La naissance des Chorégies d’Orange
L’affiche de 1869 permet de rendre compte des difficultés qui se posent aux organisateurs : faire venir les meilleurs chanteurs se révèle impossible, leurs agents refusant une performance en extérieur, dans le vent. Les participants, quoique peu connus, sont nombreux et coûtent cher, de même que la location d’équipements. Le bilan financier de la Fête est désastreux : un déficit de 6 660 francs-or, couvert par le conseil municipal. Le succès d’estime, en revanche, est grand.
La fête du 21 août 1869 est la première d’une longue série, d’abord irrégulière (la guerre de 1870 empêche la tenue d’une nouvelle édition avant 1874, puis 1886) puis institutionnalisée à partir de 1888 avec la nomination de Paul Mariéton comme directeur de la Chorégie, aspirant à devenir selon ses propos « le Bayreuth du grand art dramatique français ». Des subventions de l’État permettent l’organisation des fêtes, la restauration des gradins, et l’internationalisation à partir de 1934. En 1971, les « Nouvelles Chorégies » sont fondées par le maire d’Orange nouvellement élu Jacques Bérard et le directeur national de la Musique, Marcel Landowski : ils confient à Jacques Bourgeois et Jean Darnel la mission de faire des Chorégies un festival ouvert à la création contemporaine et au rayonnement international.

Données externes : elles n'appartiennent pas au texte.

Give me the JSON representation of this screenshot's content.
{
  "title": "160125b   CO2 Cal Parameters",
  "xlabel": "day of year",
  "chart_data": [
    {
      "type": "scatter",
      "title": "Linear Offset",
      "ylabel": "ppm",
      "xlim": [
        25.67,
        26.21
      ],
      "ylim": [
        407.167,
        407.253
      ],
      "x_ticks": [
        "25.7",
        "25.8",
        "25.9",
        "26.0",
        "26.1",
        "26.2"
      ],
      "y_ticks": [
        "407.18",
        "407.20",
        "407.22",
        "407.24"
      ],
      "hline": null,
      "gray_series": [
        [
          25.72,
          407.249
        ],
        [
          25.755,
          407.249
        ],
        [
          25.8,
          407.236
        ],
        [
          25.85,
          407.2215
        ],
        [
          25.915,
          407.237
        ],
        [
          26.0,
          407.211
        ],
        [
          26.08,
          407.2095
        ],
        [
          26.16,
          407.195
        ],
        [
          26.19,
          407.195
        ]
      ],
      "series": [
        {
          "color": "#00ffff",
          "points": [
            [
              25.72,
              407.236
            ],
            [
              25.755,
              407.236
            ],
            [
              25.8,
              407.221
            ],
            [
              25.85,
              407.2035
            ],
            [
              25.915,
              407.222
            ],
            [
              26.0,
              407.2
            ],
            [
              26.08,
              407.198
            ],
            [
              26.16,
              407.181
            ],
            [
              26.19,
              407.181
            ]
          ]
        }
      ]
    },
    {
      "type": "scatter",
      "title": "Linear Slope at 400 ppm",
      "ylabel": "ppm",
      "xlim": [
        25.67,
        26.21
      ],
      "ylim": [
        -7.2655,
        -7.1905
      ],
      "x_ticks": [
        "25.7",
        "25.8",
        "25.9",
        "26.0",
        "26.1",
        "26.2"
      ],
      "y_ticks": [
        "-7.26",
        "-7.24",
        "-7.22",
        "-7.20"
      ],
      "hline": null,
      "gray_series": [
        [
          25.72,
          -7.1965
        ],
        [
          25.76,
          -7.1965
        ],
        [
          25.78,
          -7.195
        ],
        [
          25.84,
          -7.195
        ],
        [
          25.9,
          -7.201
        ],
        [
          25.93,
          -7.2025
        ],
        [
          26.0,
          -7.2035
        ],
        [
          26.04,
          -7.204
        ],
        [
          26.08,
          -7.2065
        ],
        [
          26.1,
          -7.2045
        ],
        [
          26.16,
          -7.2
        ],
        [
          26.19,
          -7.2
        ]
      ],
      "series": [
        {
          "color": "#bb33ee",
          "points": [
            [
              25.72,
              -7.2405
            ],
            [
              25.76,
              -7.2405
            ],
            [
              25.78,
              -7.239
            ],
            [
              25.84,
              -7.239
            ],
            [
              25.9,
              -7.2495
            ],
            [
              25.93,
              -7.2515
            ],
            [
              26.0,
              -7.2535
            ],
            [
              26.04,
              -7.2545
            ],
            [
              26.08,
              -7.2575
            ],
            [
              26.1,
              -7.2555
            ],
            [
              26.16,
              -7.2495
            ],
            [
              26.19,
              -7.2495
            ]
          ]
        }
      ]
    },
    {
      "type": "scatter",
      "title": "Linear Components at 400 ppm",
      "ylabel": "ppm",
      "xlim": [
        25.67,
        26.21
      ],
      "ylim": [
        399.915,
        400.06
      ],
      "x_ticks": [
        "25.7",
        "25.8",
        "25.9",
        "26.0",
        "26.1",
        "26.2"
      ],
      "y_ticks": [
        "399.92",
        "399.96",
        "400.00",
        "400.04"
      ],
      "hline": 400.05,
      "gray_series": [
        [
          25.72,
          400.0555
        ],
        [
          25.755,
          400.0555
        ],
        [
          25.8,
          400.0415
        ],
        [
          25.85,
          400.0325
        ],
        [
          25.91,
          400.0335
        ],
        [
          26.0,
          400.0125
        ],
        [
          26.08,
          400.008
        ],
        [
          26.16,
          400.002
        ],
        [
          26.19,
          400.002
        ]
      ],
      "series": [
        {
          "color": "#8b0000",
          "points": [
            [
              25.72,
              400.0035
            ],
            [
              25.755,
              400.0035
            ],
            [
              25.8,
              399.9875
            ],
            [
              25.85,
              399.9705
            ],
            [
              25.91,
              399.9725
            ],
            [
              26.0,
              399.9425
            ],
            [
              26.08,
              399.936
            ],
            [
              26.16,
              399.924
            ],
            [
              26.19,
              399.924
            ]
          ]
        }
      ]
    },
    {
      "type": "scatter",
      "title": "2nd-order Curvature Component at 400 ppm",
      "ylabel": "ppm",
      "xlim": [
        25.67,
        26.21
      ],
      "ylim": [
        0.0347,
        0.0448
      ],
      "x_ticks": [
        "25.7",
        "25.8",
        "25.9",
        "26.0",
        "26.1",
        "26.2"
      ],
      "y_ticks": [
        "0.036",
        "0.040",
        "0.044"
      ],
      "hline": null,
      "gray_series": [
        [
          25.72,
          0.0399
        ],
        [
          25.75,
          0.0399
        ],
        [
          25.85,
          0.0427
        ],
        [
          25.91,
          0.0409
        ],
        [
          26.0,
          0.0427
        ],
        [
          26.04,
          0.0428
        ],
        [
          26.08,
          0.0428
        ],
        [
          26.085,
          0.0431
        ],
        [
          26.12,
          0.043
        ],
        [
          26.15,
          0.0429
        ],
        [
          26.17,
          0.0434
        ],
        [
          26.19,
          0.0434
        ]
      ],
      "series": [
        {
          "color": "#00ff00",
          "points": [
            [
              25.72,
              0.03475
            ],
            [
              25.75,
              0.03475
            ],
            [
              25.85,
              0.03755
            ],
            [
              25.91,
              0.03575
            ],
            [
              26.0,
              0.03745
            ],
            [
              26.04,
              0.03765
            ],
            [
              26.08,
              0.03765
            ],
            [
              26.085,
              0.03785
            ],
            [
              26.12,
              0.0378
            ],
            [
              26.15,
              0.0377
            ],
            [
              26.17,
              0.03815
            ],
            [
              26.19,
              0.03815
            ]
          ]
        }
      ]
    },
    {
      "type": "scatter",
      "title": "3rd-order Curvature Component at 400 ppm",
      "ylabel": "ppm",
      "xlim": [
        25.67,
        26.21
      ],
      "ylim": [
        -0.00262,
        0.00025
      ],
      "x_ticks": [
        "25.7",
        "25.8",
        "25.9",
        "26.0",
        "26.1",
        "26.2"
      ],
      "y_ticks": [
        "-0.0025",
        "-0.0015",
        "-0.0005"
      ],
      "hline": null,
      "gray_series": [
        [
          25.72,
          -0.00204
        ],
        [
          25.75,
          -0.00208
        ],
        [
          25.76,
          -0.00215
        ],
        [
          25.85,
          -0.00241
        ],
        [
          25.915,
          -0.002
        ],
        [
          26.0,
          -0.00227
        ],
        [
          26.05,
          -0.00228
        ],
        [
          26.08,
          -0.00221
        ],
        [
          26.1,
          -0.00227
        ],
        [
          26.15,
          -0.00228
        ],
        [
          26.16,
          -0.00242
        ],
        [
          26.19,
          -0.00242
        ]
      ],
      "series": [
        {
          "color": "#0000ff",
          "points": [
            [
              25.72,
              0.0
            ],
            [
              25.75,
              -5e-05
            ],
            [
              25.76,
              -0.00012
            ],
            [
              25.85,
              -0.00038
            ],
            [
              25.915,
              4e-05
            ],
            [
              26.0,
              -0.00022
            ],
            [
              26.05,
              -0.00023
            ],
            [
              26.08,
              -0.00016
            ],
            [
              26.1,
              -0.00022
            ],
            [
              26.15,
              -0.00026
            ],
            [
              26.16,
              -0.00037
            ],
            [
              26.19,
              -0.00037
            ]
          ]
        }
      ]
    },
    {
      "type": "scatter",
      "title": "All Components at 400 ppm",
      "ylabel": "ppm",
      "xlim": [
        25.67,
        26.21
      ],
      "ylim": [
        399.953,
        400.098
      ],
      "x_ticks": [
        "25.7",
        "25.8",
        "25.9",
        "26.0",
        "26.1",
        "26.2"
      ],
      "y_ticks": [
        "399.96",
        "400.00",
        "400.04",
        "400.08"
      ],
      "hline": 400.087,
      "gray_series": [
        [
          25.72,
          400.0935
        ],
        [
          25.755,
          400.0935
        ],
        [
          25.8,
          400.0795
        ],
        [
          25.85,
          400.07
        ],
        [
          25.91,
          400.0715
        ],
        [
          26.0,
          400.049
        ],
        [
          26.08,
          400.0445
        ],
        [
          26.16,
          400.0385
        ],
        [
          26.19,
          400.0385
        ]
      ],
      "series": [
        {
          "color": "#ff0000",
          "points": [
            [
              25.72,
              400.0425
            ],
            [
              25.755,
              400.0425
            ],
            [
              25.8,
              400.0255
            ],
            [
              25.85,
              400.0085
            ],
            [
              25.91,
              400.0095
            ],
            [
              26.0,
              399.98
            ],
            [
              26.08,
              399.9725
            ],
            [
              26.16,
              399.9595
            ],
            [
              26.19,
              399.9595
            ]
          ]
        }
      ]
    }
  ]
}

Eric Fournier, Les Ruines de Paris, Imago, Paris, 2007.
Agis RIGORD, Le théâtre antique d’Orange, notice historique et archéologique, s. n., Avignon, 1960.
André SEGOND, Les Chorégies d’Orange, de 1869 à nos jours, Autres temps, Gémenos, 2012.
Jean-Claude YON (dir.), Les spectacles sous le Second Empire, Armand Colin, Paris, 2010.